The award last month of a $581- million design-build contract to a Fluor-Balfour Beatty team to build a new expressway near Austin is not sitting well with the losing team or with local contractors. Texas firms say they are being squeezed out of competition by mandatory design-build procurement rules on large projects, while the losing bidder on the Bergstrom Expressway, led by Spanish giant Ferrovial Agroman, has challenged its loss in a bid protest.

The Ferrovial Agroman team claims that the Central Texas Regional Mobility Authority graded its technical proposal and project execution plan too low and also contends there was a conflict of interest in the selection because a subcontractor on Fluor's team, Beverly Silas & Associates, is run by a board member of the Austin Capital Metropolitan Transportation Authority; it is listed as a project partner, says a media report. The central Texas agency had a deadline of this week to decide to maintain the contract award or rebid. Media reports indicate the Ferrovial team intends to sue if the award is upheld.

Industry participants point to recent Texas rules that have attracted larger out- of-state bidders because they stipulate use of design-build and construction management-at-risk procurements on projects of $250 million and up. "Bergstrom Expressway is a large project, but it's not that complicated. ... Local contractors have felt like they're being discriminated against because you have to have specific experience with this particular method to be considered," says Tom Johnson, vice president of the Associated General Contractors' Austin chapter.

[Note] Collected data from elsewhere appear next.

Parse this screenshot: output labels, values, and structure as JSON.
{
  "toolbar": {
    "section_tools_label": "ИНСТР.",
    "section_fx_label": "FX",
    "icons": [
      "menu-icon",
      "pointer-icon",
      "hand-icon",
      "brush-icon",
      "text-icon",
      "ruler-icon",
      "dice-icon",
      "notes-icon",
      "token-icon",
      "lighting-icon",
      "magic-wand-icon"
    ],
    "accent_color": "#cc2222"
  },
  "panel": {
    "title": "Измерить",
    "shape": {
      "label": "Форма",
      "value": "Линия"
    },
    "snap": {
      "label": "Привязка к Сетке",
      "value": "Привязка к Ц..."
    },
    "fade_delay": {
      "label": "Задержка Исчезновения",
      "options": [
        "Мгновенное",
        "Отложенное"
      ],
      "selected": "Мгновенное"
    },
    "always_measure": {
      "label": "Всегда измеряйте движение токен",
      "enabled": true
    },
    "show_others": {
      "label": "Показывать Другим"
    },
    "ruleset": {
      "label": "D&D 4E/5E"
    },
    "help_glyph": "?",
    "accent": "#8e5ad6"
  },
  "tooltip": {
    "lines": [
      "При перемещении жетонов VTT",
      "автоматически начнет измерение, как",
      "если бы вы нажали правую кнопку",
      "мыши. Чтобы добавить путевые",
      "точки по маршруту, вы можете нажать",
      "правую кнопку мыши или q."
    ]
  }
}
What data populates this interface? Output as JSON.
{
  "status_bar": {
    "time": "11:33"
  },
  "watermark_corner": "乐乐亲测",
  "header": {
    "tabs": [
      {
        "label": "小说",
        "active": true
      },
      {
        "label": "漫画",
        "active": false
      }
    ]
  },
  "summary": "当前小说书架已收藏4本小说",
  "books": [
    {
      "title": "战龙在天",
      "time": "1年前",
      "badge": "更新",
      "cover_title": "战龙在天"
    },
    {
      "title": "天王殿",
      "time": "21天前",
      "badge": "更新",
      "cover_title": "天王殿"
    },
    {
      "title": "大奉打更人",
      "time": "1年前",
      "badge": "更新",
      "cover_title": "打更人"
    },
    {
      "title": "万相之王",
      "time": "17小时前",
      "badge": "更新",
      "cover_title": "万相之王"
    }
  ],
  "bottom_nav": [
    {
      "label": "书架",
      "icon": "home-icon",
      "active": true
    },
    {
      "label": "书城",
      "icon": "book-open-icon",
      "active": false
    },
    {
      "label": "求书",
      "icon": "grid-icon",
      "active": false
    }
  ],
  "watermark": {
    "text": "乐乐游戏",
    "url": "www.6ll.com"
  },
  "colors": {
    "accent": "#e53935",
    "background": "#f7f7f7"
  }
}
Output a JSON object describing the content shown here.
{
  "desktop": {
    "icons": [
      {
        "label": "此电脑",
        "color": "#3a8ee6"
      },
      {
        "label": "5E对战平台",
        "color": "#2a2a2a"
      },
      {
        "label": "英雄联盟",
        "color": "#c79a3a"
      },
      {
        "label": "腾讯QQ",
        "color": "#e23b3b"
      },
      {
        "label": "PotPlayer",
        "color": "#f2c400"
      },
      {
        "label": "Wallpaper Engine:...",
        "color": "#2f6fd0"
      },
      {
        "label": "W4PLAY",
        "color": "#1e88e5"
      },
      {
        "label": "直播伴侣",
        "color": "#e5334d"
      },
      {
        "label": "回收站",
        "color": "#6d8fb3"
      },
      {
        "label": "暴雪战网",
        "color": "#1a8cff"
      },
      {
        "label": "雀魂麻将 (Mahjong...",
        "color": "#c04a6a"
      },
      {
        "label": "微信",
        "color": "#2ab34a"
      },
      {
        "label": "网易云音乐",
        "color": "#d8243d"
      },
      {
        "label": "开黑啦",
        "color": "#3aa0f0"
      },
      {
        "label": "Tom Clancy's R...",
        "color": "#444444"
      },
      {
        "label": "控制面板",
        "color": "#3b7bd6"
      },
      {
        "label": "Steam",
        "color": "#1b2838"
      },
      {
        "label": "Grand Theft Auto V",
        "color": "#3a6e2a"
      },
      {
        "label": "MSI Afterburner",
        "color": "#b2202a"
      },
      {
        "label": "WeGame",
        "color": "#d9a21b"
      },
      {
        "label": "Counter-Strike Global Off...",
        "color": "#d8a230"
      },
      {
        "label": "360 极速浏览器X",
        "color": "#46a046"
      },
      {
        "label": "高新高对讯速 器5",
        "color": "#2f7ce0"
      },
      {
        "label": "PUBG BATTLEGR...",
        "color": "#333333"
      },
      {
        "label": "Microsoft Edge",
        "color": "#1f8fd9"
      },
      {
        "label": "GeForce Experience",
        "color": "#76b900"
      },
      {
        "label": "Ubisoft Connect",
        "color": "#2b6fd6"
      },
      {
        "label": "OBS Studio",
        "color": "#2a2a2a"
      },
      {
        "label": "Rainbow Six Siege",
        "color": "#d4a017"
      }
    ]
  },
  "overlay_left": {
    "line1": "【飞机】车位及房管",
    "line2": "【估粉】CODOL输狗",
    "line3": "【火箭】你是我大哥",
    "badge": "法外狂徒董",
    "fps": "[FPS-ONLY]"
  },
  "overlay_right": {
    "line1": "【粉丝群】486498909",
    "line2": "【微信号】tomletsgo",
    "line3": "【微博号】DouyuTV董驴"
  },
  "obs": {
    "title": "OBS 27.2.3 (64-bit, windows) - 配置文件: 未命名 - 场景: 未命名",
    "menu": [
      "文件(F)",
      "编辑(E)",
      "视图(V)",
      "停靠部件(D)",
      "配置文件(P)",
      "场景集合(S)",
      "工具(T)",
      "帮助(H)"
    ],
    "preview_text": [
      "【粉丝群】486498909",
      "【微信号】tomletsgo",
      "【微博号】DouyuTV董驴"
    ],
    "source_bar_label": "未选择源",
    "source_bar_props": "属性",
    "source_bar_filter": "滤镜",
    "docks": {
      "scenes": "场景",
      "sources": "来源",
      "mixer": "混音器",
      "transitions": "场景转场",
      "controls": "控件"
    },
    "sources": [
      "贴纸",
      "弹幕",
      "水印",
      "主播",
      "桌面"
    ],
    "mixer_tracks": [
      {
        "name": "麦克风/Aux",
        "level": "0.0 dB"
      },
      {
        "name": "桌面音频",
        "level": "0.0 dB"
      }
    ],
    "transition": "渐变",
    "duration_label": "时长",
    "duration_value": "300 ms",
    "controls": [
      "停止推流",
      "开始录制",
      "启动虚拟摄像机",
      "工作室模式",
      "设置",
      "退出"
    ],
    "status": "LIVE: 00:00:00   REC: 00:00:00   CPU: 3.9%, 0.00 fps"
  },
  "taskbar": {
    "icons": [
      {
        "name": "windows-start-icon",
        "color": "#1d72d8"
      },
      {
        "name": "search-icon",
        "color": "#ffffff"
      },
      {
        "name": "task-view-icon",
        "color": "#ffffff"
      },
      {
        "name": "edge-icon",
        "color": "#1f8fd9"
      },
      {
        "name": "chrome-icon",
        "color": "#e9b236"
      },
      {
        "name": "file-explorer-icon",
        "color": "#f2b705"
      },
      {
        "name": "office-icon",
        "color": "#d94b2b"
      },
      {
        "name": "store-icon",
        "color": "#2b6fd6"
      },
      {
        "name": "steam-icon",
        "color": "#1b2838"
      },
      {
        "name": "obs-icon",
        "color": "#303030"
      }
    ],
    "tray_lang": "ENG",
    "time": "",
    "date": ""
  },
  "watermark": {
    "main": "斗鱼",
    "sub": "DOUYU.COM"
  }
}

But alternative-delivery proponents say legislation now moving through the statehouse to restrict the approaches could be costly to the state in project completion delays. "Older delivery methods can waste a lot of money," says Richard Thomas, director of legislative affairs at the Design Build Institute of America. Fluor said it has three highway projects in Texas being executed under design-build contracts.

AGC supports design-build on the biggest, most complex projects, Johnson says. But Thomas counters that smaller projects can also use the approach effectively and allow smaller contractors to gain alternative project experience.